### Labor Sell Price Worksheet

First we need to figure the ratio of hours worked by a technician
to the hours sold for a given time period. You should have a pretty
good idea how many hours you can bill out per eight hour day.
Based on the performance at my old plumbing shop I'll suggest
some numbers in our example.

(1) Average Hours Worked per day _____________________ (try
8)

(2) Average Hours Billed to Customers per day ________________(try
5)

(3) Divide (1) by (2) ____________________________

(using my numbers) 8/5 = 1.6

Next we need to figure out the developed cost of a billed hour
of labor:

(4) Hourly rate paid to employee ____________________(try $20)

(5) Labor Burden on an hour of labor _________________(try $5)

(6) Benefits _________________________(try $2)

(7) Add (4) + (5) + (6) _______________________

(using my numbers) $20 + $5 + $2 = $27

(8) Multiply (7) x (3) __________________________=Cost of Billable
Hour

(Using my numbers) $27 x 1.6 = $43.20

Now we need to ask your accountant what your overhead runs
as a percentage of your total sales and how much profit you should
shoot for

(9) Overhead % ____________________ (try 20%)

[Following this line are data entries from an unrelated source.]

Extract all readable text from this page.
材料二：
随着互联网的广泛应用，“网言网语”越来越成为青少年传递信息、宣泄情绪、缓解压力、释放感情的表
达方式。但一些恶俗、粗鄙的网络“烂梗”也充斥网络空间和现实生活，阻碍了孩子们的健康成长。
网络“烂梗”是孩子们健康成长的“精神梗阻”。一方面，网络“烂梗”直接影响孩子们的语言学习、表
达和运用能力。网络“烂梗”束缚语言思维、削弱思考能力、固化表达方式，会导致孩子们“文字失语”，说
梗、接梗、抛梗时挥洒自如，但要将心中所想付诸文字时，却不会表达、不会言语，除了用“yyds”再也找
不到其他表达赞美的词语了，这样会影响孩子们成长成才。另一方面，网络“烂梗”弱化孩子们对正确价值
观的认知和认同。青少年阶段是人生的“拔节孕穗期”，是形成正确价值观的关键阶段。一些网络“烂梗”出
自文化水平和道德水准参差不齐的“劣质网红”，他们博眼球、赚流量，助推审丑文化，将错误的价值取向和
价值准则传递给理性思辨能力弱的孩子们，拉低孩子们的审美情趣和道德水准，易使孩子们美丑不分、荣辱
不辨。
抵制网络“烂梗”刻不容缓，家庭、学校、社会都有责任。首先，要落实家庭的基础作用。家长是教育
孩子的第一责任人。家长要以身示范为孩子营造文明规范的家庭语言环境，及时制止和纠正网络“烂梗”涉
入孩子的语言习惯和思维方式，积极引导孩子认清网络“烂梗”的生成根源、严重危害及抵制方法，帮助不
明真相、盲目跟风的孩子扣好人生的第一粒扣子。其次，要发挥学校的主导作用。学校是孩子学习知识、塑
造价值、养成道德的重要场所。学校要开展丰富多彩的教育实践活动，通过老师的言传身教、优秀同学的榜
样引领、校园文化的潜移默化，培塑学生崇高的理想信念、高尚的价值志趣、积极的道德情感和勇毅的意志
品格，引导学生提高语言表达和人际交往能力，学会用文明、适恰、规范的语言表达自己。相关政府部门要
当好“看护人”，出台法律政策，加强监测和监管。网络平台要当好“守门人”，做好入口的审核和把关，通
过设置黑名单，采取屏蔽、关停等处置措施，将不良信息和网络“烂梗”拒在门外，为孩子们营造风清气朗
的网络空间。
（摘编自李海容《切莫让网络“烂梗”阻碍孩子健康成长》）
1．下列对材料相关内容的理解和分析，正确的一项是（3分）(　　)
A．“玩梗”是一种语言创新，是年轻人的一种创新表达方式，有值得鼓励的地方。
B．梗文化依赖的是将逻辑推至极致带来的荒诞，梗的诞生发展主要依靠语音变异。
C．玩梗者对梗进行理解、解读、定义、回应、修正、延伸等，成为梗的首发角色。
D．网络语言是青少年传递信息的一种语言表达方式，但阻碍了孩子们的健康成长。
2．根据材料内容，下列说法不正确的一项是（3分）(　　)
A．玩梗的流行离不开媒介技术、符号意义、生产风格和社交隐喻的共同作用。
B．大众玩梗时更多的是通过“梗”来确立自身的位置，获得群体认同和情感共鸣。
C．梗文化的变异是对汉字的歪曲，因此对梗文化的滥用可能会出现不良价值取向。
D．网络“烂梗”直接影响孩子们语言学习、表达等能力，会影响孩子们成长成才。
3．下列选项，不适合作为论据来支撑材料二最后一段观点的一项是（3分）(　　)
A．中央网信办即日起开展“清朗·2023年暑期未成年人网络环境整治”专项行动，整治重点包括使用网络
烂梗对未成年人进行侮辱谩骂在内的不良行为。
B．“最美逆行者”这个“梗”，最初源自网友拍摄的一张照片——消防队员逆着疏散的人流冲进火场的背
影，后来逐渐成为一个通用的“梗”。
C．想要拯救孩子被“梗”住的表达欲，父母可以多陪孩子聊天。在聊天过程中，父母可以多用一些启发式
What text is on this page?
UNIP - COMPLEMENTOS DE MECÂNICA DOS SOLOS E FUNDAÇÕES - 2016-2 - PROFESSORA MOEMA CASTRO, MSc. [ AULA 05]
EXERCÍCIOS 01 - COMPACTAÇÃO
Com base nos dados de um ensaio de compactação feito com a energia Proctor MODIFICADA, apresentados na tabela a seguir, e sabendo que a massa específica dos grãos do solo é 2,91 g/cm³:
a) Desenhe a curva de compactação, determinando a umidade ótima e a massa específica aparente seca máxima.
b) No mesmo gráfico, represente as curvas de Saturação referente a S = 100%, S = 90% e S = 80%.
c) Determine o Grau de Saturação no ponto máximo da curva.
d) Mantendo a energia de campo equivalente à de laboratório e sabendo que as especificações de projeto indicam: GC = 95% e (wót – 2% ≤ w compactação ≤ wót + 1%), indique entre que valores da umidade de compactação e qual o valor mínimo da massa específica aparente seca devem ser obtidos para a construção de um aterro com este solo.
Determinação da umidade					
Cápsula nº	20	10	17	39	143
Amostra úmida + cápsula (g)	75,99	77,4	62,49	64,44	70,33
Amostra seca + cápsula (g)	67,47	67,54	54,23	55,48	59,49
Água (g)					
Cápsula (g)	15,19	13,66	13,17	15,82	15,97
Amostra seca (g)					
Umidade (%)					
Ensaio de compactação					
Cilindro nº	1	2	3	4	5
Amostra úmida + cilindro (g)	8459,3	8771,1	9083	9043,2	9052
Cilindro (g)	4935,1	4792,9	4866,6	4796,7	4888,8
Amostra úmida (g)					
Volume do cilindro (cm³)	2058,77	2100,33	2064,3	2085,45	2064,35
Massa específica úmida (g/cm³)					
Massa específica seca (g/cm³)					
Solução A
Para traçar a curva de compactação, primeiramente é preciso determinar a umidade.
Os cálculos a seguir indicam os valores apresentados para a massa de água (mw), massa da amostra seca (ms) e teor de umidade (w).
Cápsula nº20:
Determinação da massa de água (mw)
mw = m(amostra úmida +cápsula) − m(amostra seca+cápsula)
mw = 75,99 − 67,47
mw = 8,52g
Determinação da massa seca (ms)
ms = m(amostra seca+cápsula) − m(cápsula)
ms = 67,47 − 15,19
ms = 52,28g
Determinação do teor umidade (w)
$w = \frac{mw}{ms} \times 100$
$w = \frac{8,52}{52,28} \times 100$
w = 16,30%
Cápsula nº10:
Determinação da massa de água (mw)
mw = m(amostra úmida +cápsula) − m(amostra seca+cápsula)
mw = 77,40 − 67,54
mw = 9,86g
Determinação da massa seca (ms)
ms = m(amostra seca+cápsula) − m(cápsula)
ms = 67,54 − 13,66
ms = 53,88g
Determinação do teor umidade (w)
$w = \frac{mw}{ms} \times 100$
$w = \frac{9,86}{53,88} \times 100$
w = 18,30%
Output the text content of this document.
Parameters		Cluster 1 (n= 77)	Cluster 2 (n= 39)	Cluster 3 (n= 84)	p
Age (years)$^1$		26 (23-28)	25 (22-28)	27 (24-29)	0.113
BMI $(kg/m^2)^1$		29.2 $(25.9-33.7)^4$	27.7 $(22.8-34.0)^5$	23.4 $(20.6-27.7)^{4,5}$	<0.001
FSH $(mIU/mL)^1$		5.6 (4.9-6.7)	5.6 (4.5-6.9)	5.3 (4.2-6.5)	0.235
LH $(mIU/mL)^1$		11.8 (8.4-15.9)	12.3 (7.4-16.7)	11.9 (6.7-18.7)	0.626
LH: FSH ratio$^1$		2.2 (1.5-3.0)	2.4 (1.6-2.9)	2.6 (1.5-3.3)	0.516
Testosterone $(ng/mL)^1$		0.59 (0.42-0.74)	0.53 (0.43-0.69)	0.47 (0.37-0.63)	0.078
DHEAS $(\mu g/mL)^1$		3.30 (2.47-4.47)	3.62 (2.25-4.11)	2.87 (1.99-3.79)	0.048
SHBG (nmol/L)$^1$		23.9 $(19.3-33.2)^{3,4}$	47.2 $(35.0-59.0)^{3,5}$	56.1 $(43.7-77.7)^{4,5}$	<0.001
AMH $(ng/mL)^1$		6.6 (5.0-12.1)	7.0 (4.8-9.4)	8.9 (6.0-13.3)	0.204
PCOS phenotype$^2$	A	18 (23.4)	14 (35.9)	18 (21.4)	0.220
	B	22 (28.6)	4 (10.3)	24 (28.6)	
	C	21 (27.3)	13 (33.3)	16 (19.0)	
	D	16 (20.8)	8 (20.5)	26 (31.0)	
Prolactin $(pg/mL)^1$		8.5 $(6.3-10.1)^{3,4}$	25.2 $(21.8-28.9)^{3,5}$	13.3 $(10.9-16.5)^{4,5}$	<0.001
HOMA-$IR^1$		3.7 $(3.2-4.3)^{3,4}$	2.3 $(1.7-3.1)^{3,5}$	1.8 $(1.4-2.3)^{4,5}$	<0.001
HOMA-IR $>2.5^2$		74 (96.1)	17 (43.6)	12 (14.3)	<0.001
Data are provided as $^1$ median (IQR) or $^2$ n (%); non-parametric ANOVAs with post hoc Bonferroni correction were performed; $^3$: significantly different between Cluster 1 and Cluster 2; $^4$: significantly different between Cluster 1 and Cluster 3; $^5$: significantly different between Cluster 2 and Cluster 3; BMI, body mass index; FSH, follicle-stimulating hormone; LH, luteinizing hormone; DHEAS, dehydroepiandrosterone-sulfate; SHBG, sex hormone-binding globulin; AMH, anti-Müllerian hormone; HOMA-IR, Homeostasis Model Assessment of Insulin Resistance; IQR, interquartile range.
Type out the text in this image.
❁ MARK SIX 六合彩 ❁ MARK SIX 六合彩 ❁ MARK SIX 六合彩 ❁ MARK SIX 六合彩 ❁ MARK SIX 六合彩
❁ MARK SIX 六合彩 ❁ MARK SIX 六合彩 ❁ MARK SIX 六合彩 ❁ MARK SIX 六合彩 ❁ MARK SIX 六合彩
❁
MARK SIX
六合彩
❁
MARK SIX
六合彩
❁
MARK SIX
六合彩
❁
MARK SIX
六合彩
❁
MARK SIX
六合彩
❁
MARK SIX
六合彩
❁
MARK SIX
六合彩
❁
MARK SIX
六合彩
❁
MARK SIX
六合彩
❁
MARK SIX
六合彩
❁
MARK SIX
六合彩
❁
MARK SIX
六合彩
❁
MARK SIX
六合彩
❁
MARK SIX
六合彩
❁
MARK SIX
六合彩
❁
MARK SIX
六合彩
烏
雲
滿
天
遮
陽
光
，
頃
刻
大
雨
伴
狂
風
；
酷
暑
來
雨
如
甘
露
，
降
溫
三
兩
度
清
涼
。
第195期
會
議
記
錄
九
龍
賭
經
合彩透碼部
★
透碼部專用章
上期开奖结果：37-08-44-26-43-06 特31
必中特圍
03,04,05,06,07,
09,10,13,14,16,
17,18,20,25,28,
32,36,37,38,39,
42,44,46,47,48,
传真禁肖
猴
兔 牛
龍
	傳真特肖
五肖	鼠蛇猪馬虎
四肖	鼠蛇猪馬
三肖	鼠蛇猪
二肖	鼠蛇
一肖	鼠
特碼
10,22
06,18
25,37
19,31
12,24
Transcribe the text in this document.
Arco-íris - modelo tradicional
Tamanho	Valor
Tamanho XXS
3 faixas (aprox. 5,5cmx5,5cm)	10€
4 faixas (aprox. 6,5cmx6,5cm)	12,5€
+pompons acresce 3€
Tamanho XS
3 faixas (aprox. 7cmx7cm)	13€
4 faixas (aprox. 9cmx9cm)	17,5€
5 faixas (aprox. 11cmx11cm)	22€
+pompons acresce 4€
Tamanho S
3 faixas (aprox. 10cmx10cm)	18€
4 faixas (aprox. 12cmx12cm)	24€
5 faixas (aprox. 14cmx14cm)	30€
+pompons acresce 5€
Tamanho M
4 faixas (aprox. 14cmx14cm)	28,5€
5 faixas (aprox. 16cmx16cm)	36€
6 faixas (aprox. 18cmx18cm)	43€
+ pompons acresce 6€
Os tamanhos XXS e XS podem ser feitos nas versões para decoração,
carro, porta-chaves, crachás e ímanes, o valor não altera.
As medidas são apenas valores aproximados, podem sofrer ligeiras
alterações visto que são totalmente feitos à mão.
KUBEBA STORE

(10) Profit% you want to make _________________________(try 15%)

(11) Divide (9) by 100 _____________________(Using my numbers)
20/100= .2

(12) Divide (10) by 100 ____________________(Using my numbers)
10/100 = .15

(13) Add (11) + (12) ______________________(Using my numbers)
.2 + .15 = .35

(14) Take 1 and subtract (13) ______________________

(using my numbers) 1 - .35 = .65

Now we're ready to put it all together to arrive at a sell price
for labor (whew!)

(15) Divide (8) by (14) _____________________________=Sell Price
of Labor

(using our example) $43.20/.65 = $66.46 per hour.

You may be surprised at how high this ends up. This is the
rate you need to charge to make a profit and to stay in business.